Harbour Cruises: The commentary onboard Nova Cruises' harbour lunch cruise (2.5 hours) gives an excellent overview of Newcastle's changing foreshore, coal-loading operations and history of the port. It runs every Sunday, departing Honeysuckle Wharf at noon. Whale-watching cruises (2.5 to three hours) run three times a week from May to November and every day during NSW school holidays. (5 Honeysuckle Drive.)

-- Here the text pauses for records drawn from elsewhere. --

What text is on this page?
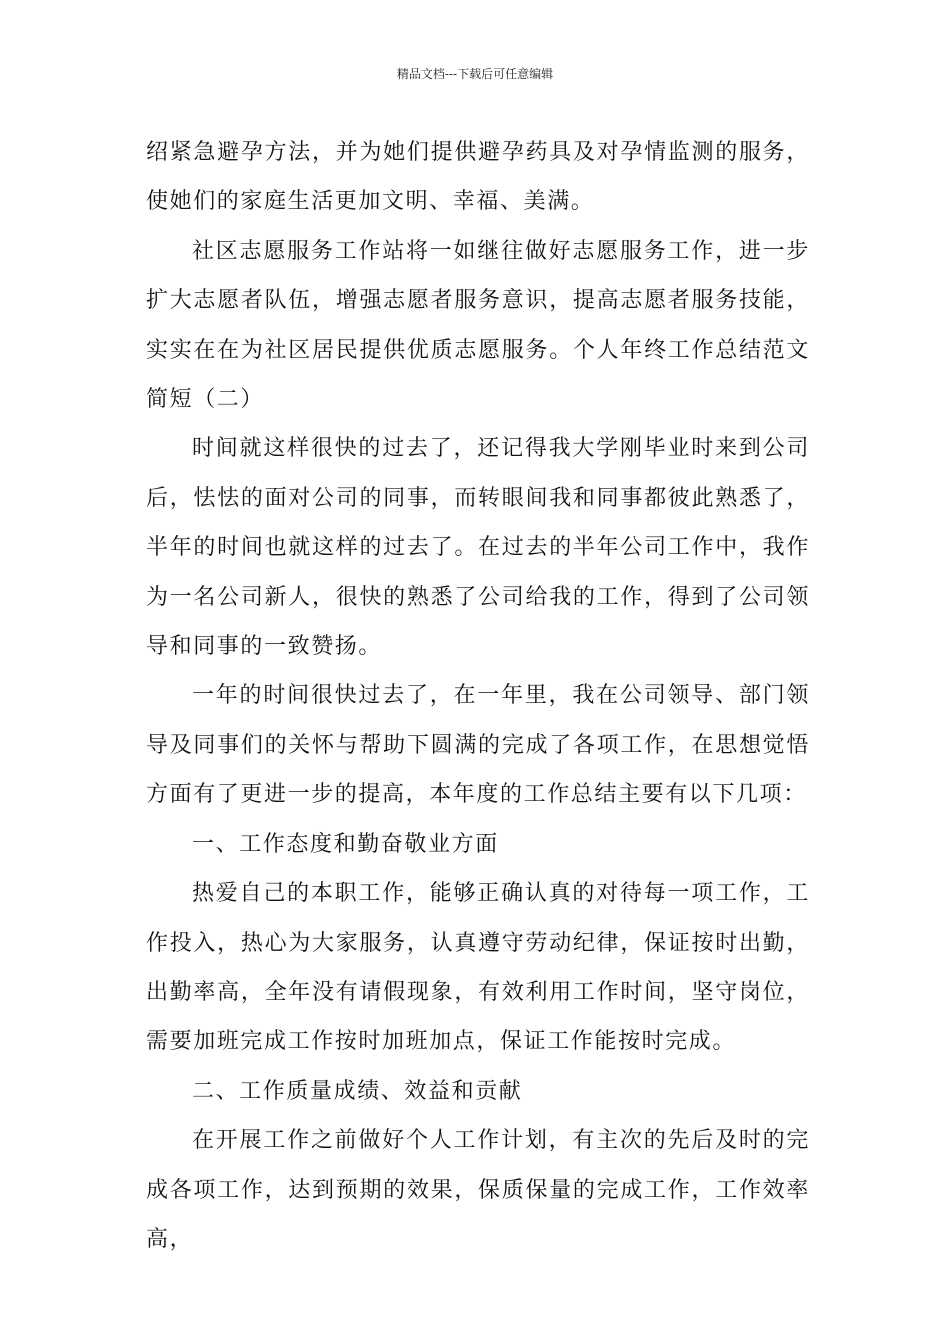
精品文档---下载后可任意编辑

绍紧急避孕方法，并为她们提供避孕药具及对孕情监测的服务，使她们的家庭生活更加文明、幸福、美满。

社区志愿服务工作站将一如继往做好志愿服务工作，进一步扩大志愿者队伍，增强志愿者服务意识，提高志愿者服务技能，实实在在为社区居民提供优质志愿服务。个人年终工作总结范文简短（二）

时间就这样很快的过去了，还记得我大学刚毕业时来到公司后，怯怯的面对公司的同事，而转眼间我和同事都彼此熟悉了，半年的时间也就这样的过去了。在过去的半年公司工作中，我作为一名公司新人，很快的熟悉了公司给我的工作，得到了公司领导和同事的一致赞扬。

一年的时间很快过去了，在一年里，我在公司领导、部门领导及同事们的关怀与帮助下圆满的完成了各项工作，在思想觉悟方面有了更进一步的提高，本年度的工作总结主要有以下几项：

一、工作态度和勤奋敬业方面

热爱自己的本职工作，能够正确认真的对待每一项工作，工作投入，热心为大家服务，认真遵守劳动纪律，保证按时出勤，出勤率高，全年没有请假现象，有效利用工作时间，坚守岗位，需要加班完成工作按时加班加点，保证工作能按时完成。

二、工作质量成绩、效益和贡献

在开展工作之前做好个人工作计划，有主次的先后及时的完成各项工作，达到预期的效果，保质保量的完成工作，工作效率高，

Fort Scratchley: Built in 1882 on a hill overlooking the Hunter Valley Estuary, Fort Scratchley is the only coastal fort in Australia to return fire at an enemy vessel during a time of war. Guides lead 45-minute tours through the labyrinthine tunnels and recount the history of the site and how it was operated over the years. A gun is fired every day at 1pm, in time-honoured maritime tradition, and it's also fired when cruise ships leave the harbour. Some cruise ship captains have been invited to have a go themselves when they visit the fort. Admission to Fort Scratchley is free and visitors can take a self-guided tour around the barracks and above-ground defense structures. A self-guided tour brochure is available from the Artillery Store (shop). Tunnel tours cost AU$16 for adults, AU$8 for children under 14 and AU$38 for a family of four. Concession price is $9. (Nobbys Road. Open six days a week, 10am to 4pm, with the first tour at 10am and the last departing at 2.30pm.)

VRXP: A virtual reality studio is one of the newest and most mind-blowing things to do in Newcastle. Suitable for all ages, the high-end VR experience is easy and fun. Just put on the headset to explore under the ocean, create 3D art, shoot aliens or enter many other types of immersive worlds. Pick up the controllers, walk around and interact within the room, while playing your favourite music in your headphones. Staff will help you use the equipment and guide you through each step. Sessions cost $30 for half an hour and $50 for an hour, charged per space, rather than per person. A single space can be shared by up to four people. (20 Watt St, Newcastle; 02 4023 3226)

Newcastle Art Gallery: Culture vultures keen to find out more about Australian and indigenous art should head to the Newcastle Art Gallery, which houses more than 5,000 works of Australian drawings, paintings and prints from colonial times to the present day. There's also a collection of indigenous bark paintings and 20th-century Japanese and Australian ceramics, and regular visiting exhibitions. The gallery is close to the Darby Street caf? and shopping precinct. (Laman Street. Open 10am to 5pm Tuesday to Sunday, admission free.)

Dolphin Cruise: A 1.5-hour Moonshadow dolphin cruise is a relaxing way to explore the stunning inland waterway of Port Stephens. The boats depart daily at 10.30am and 1.30pm from Nelson Bay, which is about an hour's drive from central Newcastle. Kids of all ages love the huge boom nets, but if you don't want to get wet while looking for the resident bottlenose dolphins, the boats have triple 360-degree viewing decks.

ATV Rides: Thrill-seekers will enjoy riding quad bikes on Stockton Bight Sand Dunes, the largest in the Southern Hemisphere. Sand Dune Adventures offers a choice of adventure rides, all led by experienced guides: quad biking (one- or two-hour tours), Aboriginal Culture Tours, sand-boarding and quad biking (1.5 hours) and Hummer Tours (1.5 and 2.5 hours). Safety gear supplied. (Murrook Cultural Centre, Nelson Bay Road, Williamtown; 02 4033 8808. Book as a ship's tour, or book directly with the operator well in advance.)